Nella tragedia di Sofocle l’episodio della visita di Edipo al santuario di Apollo è racchiuso nei pochi versi in cui Edipo, a distanza di molto tempo, rievoca il proprio passato alla madre Giocasta:

Pasolini trasmuta l’episodio dal passato al presente e lo racconta seguendo in modo lineare gli antefatti della storia di Edipo (dopo il prologo autobiografico ambientato nel Friuli degli anni Trenta), con non poche e significative innovazioni narrative. Per esempio, inventa lo struggente congedo del giovane da quelli che crede essere i suoi genitori, Polibo e Merope (consapevoli del suo viaggio a Delfo e non ignari, come invece accade in Sofocle).
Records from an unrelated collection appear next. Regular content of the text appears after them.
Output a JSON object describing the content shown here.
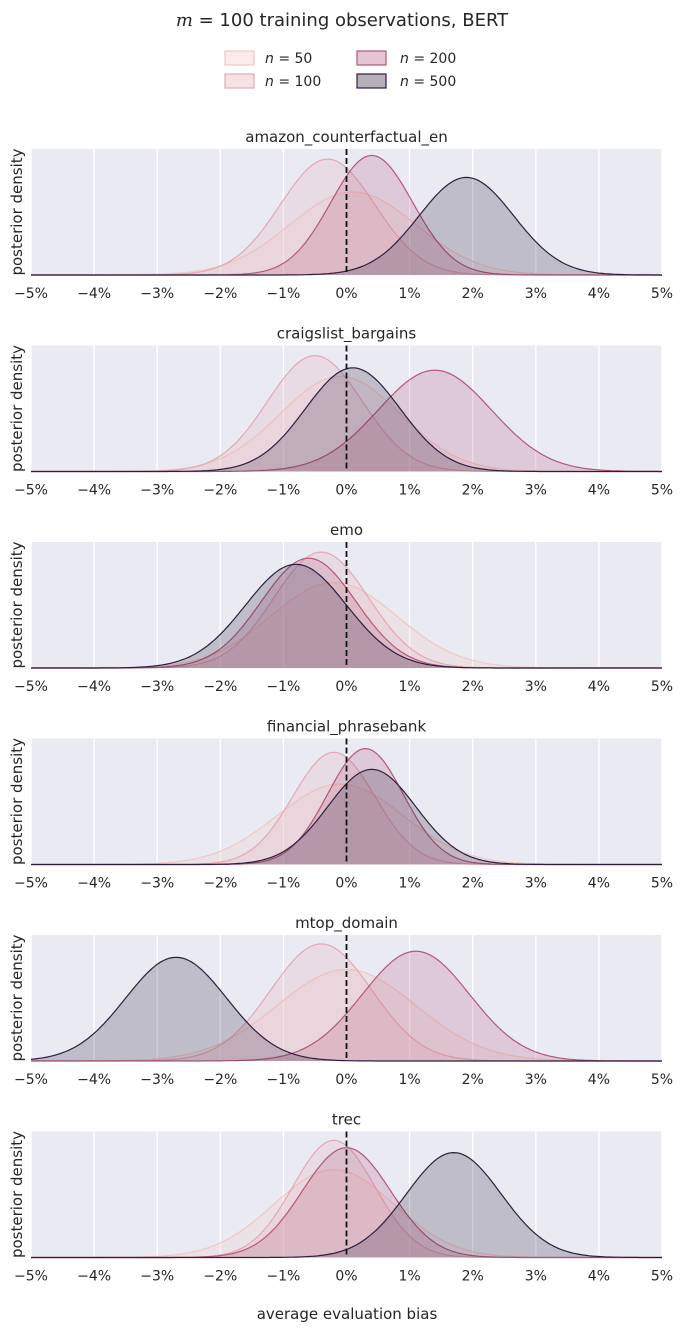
{
  "title_prefix": "m",
  "title_rest": " = 100 training observations, BERT",
  "legend": {
    "entries": [
      {
        "var": "n",
        "eq": " = ",
        "value": "50",
        "color": "#f0c9c0"
      },
      {
        "var": "n",
        "eq": " = ",
        "value": "100",
        "color": "#e4a9b2"
      },
      {
        "var": "n",
        "eq": " = ",
        "value": "200",
        "color": "#b3587a"
      },
      {
        "var": "n",
        "eq": " = ",
        "value": "500",
        "color": "#2d1e3e"
      }
    ]
  },
  "chart_data": {
    "type": "area",
    "ylabel": "posterior density",
    "xlabel": "average evaluation bias",
    "xlim": [
      -5,
      5
    ],
    "xticks": [
      -5,
      -4,
      -3,
      -2,
      -1,
      0,
      1,
      2,
      3,
      4,
      5
    ],
    "xtick_labels": [
      "−5%",
      "−4%",
      "−3%",
      "−2%",
      "−1%",
      "0%",
      "1%",
      "2%",
      "3%",
      "4%",
      "5%"
    ],
    "reference_line_x": 0,
    "series_names": [
      "n = 50",
      "n = 100",
      "n = 200",
      "n = 500"
    ],
    "panels": [
      {
        "title": "amazon_counterfactual_en",
        "series": [
          {
            "name": "n = 50",
            "mean": 0.1,
            "sd": 1.0,
            "peak": 0.68
          },
          {
            "name": "n = 100",
            "mean": -0.3,
            "sd": 0.75,
            "peak": 0.95
          },
          {
            "name": "n = 200",
            "mean": 0.4,
            "sd": 0.65,
            "peak": 0.98
          },
          {
            "name": "n = 500",
            "mean": 1.9,
            "sd": 0.75,
            "peak": 0.8
          }
        ]
      },
      {
        "title": "craigslist_bargains",
        "series": [
          {
            "name": "n = 50",
            "mean": -0.1,
            "sd": 0.95,
            "peak": 0.78
          },
          {
            "name": "n = 100",
            "mean": -0.5,
            "sd": 0.75,
            "peak": 0.95
          },
          {
            "name": "n = 200",
            "mean": 1.4,
            "sd": 0.9,
            "peak": 0.83
          },
          {
            "name": "n = 500",
            "mean": 0.1,
            "sd": 0.75,
            "peak": 0.85
          }
        ]
      },
      {
        "title": "emo",
        "series": [
          {
            "name": "n = 50",
            "mean": -0.2,
            "sd": 1.0,
            "peak": 0.7
          },
          {
            "name": "n = 100",
            "mean": -0.4,
            "sd": 0.75,
            "peak": 0.95
          },
          {
            "name": "n = 200",
            "mean": -0.6,
            "sd": 0.75,
            "peak": 0.9
          },
          {
            "name": "n = 500",
            "mean": -0.8,
            "sd": 0.8,
            "peak": 0.85
          }
        ]
      },
      {
        "title": "financial_phrasebank",
        "series": [
          {
            "name": "n = 50",
            "mean": -0.1,
            "sd": 1.0,
            "peak": 0.66
          },
          {
            "name": "n = 100",
            "mean": -0.2,
            "sd": 0.65,
            "peak": 0.92
          },
          {
            "name": "n = 200",
            "mean": 0.3,
            "sd": 0.6,
            "peak": 0.95
          },
          {
            "name": "n = 500",
            "mean": 0.4,
            "sd": 0.7,
            "peak": 0.78
          }
        ]
      },
      {
        "title": "mtop_domain",
        "series": [
          {
            "name": "n = 50",
            "mean": 0.0,
            "sd": 1.1,
            "peak": 0.75
          },
          {
            "name": "n = 100",
            "mean": -0.4,
            "sd": 0.8,
            "peak": 0.96
          },
          {
            "name": "n = 200",
            "mean": 1.1,
            "sd": 0.85,
            "peak": 0.9
          },
          {
            "name": "n = 500",
            "mean": -2.7,
            "sd": 0.8,
            "peak": 0.85
          }
        ]
      },
      {
        "title": "trec",
        "series": [
          {
            "name": "n = 50",
            "mean": -0.2,
            "sd": 0.95,
            "peak": 0.72
          },
          {
            "name": "n = 100",
            "mean": -0.2,
            "sd": 0.65,
            "peak": 0.96
          },
          {
            "name": "n = 200",
            "mean": 0.0,
            "sd": 0.7,
            "peak": 0.9
          },
          {
            "name": "n = 500",
            "mean": 1.7,
            "sd": 0.75,
            "peak": 0.86
          }
        ]
      }
    ]
  }
}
Soprattutto, al momento delle riprese, trasforma in modo radicale la scena dell’Oracolo rispetto a come aveva previsto di girarla nella sceneggiatura. Nel testo infatti leggiamo che il santuario dovrebbe ricordare una chiesa affollata di pellegrini, come una corte dei miracoli, ispirata ai dipinti di Francesco Paolo Michetti. Nella fantasia di Pasolini, com’è noto, le immagini si richiamano spesso alla pittura e forse aveva in mente Il voto (1881-1883) di Michetti, con i credenti fanaticamente allungati a terra, persi nell’ebbrezza della preghiera. Qualche traccia di questa idea rimane nella folla popolare ammassata in attesa del responso nello spiazzo sabbioso e deserto che circonda il santuario, ma Pasolini, al momento di realizzare la scena, ha preferito una folla composta, sotto il presidio delle guardie, dove ognuno attende ordinatamente il suo turno in una calma arcaica e remota.